Echo Nest uses artificial intelligence to analyze massive quantities of data on the Web in order to predict users’ music preferences.

Along with Spotify, the technology is used by ClearChannel’s iHeartRadio app, MTV, and Rdio. Pandora is based on data created by hired experts about songs and artists, what is known as the Music Genome Project.

The price tag for the Echo Nest acquisition may have been $100 million, according to TechCrunch, which cited unnamed sources. That dovetails with what Matrix Partners’ Antonio Rodriguez said — that the acquisition was a good deal for all investors, who had put $27 million into the company since its founding in 2005.


Kyle Alspach

Fitness tracking: What about privacy?

An interesting consensus emerged from the big White House/MIT Big Data and Privacy Conference last week: Most people would contribute personal information to large data sets if they could retain ownership of it, see a tangible incentive, and limit what others see.

So, what does that look like in real life? Like Virgin Pulse of Framingham.

Virgin Pulse (yes, part of the Virgin family) makes a personal fitness tracking system that other companies — Coca-Cola, BP, and Zappos — offer to employees. A wearable device, called the Max, measures stuff like steps taken and calories burned, and an online portal for users to record other healthy habits, such as eating nutritious meals.
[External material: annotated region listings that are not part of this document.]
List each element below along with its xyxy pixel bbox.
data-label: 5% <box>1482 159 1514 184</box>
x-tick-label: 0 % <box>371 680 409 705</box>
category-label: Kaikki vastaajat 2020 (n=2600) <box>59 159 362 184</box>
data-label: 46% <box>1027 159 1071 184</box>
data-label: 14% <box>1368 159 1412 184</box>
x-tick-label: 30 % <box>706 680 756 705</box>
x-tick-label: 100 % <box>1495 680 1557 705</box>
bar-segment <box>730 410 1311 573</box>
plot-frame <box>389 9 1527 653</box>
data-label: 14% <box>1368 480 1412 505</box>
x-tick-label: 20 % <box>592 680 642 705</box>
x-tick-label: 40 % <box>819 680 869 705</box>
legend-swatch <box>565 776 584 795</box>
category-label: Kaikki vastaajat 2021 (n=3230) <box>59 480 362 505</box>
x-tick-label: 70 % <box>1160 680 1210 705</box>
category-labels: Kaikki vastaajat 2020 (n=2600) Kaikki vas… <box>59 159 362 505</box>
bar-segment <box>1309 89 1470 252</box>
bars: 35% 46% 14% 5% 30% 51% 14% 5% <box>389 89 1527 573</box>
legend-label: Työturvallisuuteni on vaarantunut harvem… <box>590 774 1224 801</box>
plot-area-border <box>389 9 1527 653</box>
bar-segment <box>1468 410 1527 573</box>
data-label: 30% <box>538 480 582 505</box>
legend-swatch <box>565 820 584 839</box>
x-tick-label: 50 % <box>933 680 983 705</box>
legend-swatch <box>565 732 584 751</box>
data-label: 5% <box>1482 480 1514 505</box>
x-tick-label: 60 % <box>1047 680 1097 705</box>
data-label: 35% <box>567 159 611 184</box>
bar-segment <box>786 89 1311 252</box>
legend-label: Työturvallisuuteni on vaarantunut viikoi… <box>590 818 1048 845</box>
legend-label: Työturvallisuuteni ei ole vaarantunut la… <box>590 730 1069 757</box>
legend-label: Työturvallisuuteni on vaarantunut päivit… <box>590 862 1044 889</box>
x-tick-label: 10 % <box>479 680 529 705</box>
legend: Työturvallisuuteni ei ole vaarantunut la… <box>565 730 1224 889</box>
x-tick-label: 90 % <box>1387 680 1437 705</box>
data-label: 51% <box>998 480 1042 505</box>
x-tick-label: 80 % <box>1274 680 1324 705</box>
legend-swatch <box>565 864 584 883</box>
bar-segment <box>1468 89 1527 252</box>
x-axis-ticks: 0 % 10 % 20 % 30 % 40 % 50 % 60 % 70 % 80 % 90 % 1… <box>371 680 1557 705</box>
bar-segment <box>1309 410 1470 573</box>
As employees collect fitness points for hitting the gym and the salad bar, their companies reward them with prizes, such as rebates on health insurance premiums.

Could we be veering into Big Brother territory? Is my employer tracking every step I take — or don’t take? My insurance company?

“We tested it with an insurer, actually,” said Virgin Pulse chief executive Chris Boyce. “And when the insurer got the data, more than half of their employees wouldn’t sign up.”

Virgin Pulse tweaked its model so that an employer sees only how many points an employee collects a month. Since there are many ways to amass points, the numbers do not reveal much about what the employee has been up to.


Insurers, meanwhile, do not have access to fitness data.

There has to be some trustworthy repository for this raw data. In our fitness example, that is Virgin Pulse, which has quantities of data about exercise, diet, and sleep habits, and uses the information to improve its service. But Virgin Pulse does not claim ownership of the data and cannot provide it to third parties without permission.

The balance between data collection and privacy seems to satisfy customers.

“Our employees felt comfortable, once they understood that this was a tool to help them be healthy, and the company wasn’t spying on them,” said Andy Pfeifer, a senior director at Smith & Nephew in Andover, which introduced Virgin Pulse last fall.